石原裕次郎賞を受賞し、「親孝行」ならぬ「舘孝行」

――「一言一句、台本通りで、アドリブも禁止」という監督も多いかと思います。

 是枝さんも、李さんも、アドリブをバリバリやらせてくれました。「一言一句、間違っちゃダメ!」っていう監督もいらっしゃるってことをお聞きしているのですが、今のところ、そういう監督さんにお会いしていません。

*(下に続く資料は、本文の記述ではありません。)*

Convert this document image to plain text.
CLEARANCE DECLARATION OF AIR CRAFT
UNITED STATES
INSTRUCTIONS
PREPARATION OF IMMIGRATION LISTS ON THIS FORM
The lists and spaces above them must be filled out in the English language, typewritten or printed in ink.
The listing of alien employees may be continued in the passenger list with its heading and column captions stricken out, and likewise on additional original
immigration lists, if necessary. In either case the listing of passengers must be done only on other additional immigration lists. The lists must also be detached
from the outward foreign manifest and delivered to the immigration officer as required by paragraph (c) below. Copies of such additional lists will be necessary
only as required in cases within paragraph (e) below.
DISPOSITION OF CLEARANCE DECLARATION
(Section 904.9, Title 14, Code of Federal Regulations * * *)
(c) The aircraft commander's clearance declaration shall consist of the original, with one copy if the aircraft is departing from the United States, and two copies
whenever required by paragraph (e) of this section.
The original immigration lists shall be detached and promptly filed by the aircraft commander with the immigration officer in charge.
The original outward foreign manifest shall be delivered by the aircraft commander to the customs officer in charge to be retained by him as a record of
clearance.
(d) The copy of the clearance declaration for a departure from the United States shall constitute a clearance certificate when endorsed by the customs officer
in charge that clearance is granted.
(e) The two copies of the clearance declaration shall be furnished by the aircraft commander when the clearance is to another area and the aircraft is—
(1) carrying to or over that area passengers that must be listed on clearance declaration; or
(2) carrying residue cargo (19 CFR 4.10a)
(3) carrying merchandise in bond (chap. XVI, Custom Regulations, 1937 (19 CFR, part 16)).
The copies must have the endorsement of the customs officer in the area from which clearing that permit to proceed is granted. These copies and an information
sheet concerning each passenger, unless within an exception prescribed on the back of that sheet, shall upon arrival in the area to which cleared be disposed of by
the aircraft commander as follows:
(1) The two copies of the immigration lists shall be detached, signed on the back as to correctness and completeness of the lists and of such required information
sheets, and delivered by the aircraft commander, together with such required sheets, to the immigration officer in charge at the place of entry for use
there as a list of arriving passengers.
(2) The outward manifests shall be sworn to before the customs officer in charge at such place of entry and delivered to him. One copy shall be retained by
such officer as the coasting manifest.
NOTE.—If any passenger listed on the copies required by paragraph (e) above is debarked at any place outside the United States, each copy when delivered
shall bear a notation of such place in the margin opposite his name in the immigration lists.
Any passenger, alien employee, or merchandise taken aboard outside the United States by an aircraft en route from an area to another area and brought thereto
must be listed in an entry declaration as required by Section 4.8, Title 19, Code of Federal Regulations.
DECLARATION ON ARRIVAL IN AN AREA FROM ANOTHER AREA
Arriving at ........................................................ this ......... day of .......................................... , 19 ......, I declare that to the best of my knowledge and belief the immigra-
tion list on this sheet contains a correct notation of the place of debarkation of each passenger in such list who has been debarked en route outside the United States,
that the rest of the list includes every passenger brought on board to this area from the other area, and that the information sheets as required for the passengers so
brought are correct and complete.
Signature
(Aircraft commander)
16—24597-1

 だからか、僕自身も意味合い重視で、セリフを覚えることが多いのですが、そのときが来たら、また気持ちが変わっていくような気がします。

――そして、この2作で「第38回日刊スポーツ映画大賞」において石原裕次郎新人賞を受賞されました。石原プロ出身の舘さんのそのときの反応も知りたいところです。

 「親孝行」のように「舘孝行」できたことがむちゃくちゃ嬉しかったです。それで、舘さんからも電話かかってきて、「良かったな、舘孝行できて! ガハハハ!」と弄られましたが、とても喜んでくださっていたようで、嬉しかったです。これからも、どんどん「舘孝行」したいと思っています!

――そして、今回フランス=アメリカ合作のアニメ『ARCOアルコ』で、タイムトラベルで2075年にたどり着いた、2932年に生きる少年・アルコの吹替えを担当されました。子ガモ役の吹替えをした、2024年公開のアニメ『FLY!/フライ!』との心境の違いはありましたか?

 『FLY!』のときはカモということは意識しないで、どこか無鉄砲で勇敢な男の子をイメージして演じたのですが、今回も未来人ということはあまり意識せず、普通の男の子をイメージしながら、ちょっと「ドラえもん」的なものを意識しました。

 あと、今回のセリフ回しはとても映画的というか、優しくて、声で演じるというより、会話している感覚に近かったように思えます。だから、ちょっと不思議な気持ちになりました。そういえば、カモも未来人も空を飛んでいますね(笑)。